NEWS from the LIBRARY of CONGRESS
October 30, 2014
Public contact: Martha Kennedy (202) 707-9115, email@example.com
Swann Foundation Announces Awards for 2014-2015The Caroline and Erwin Swann Foundation for Caricature and Cartoon, administered by the Library of Congress, is awarding fellowships to three applicants for the academic year 2014-2015. Recipients are affiliated with McGill University, the University of California, Santa Barbara, and Northwestern University.
Andrew Benjamin Bricker, a postdoctoral fellow in English at McGill University, recently completed his doctorate in English at Stanford University. He will expand on part of his dissertation "Producing and Litigating Satire, 1670-1792," as he investigates a shift in satire in the second half of the 18th century, when changes in British libel laws made printed political and personal satire legally precarious. Bricker contends that, at mid-century, satire began to migrate from print to visual media, especially caricature and visual satire, and plans to study the wealth of examples held at the Library of Congress. These visual works were executed by key British satirical artists who offered personalized, nasty and popular critiques of their often well-known human targets.
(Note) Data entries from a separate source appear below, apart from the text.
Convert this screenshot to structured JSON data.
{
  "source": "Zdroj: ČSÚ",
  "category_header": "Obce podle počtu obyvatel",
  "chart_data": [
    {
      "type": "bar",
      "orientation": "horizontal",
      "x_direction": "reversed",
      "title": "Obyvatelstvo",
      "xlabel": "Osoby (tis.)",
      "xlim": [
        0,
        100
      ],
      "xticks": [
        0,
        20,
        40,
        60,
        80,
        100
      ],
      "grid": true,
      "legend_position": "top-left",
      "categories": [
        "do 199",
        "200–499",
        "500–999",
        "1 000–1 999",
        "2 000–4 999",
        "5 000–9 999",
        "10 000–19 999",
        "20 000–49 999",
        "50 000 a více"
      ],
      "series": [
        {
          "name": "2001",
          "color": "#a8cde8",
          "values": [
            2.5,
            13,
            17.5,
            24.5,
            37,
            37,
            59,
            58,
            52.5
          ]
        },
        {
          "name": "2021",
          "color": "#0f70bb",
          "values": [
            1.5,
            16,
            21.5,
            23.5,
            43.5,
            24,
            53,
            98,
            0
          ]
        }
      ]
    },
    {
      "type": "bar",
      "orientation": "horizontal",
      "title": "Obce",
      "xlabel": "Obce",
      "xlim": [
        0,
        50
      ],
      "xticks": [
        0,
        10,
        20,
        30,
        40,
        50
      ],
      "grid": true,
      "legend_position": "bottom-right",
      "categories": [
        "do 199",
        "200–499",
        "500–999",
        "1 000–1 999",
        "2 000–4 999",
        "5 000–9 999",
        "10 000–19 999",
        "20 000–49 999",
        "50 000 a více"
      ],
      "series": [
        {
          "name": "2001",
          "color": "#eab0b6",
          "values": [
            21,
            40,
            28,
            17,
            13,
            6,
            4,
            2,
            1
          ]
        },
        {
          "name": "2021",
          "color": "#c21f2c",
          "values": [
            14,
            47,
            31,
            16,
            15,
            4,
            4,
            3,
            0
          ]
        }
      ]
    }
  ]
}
Paul Hirsch is an instructor in the Department of History at the University of California, Santa Barbara, where he also completed his doctorate in American history. Building on his dissertation "Pulp Empire: Comic Books, Cartoons, and U.S. Foreign Policy, 1941-1955," he will examine the dissemination of and impact made by millions of American comic books and cartoon booklets from the early 1940s to the mid-1950s. Hirsch contends that these popular publications, whether uncensored commercial ones or government-sanctioned, worked to define, for a global audience, what it meant to be American—presenting American policymakers with both an opportunity and a challenge. The American government, he contends, met this challenge through a combination of repression and co-optation.
Maureen Warren, a doctoral candidate in art history at Northwestern University, analyzes works of art about domestic political disputes in the Northern Netherlands during the 17th century in her dissertation "Politics, Punishment, and Prestige: Images of Johan van Oldenbarnevelt and the States Party in the Dutch Republic, 1618-1672." The artists creating such work used caricature and satire to mock politicians and religious leaders in Dutch and German news prints and illustrated broadsides. These include the Hauslab Album, a rare collection of prints that depicts European armed conflicts from 1566-1711. Study of the Hauslab imagery and Dutch prints in the Library's collections will contribute to Warren's goal of contextualizing later examples of Dutch political art.
During the coming academic year, the three recipients will collectively conduct research at the Library, in the General Collections and in the Prints and Photographs, Serial and Government Publications, and Rare Book and Special Collections divisions.
New York advertising executive Erwin Swann (1906-1973) established the Swann Foundation for Caricature and Cartoon in 1967. An avid collector, Swann assembled a large group of original drawings by over 500 artists, spanning two centuries, which his estate bequeathed to the Library of Congress in the 1970s. Swann's original purpose was to build a collection of original drawings by significant creators of humorous and satiric art and to encourage the study of original cartoon and caricature drawings as works of art. The foundation's support of research and academic publication is carried out, in part, through a program of fellowships.
The Library of Congress Prints and Photographs Division holds more than 15 million photographs, drawings and prints from the 15th century to the present day. International in scope, these visual collections represent a uniquely rich array of human experience, knowledge, creativity and achievement, touching on almost every realm of endeavor: science, art, invention, government and political struggle, and the recording of history. For more information, visit www.loc.gov/rr/print/.
The Library of Congress, the nation's oldest federal cultural institution and the largest library in the world, holds more than 158 million items in various languages, disciplines and formats. The Library serves the U.S. Congress and the nation both on-site in its reading rooms on Capitol Hill and through its award-winning website at www.loc.gov.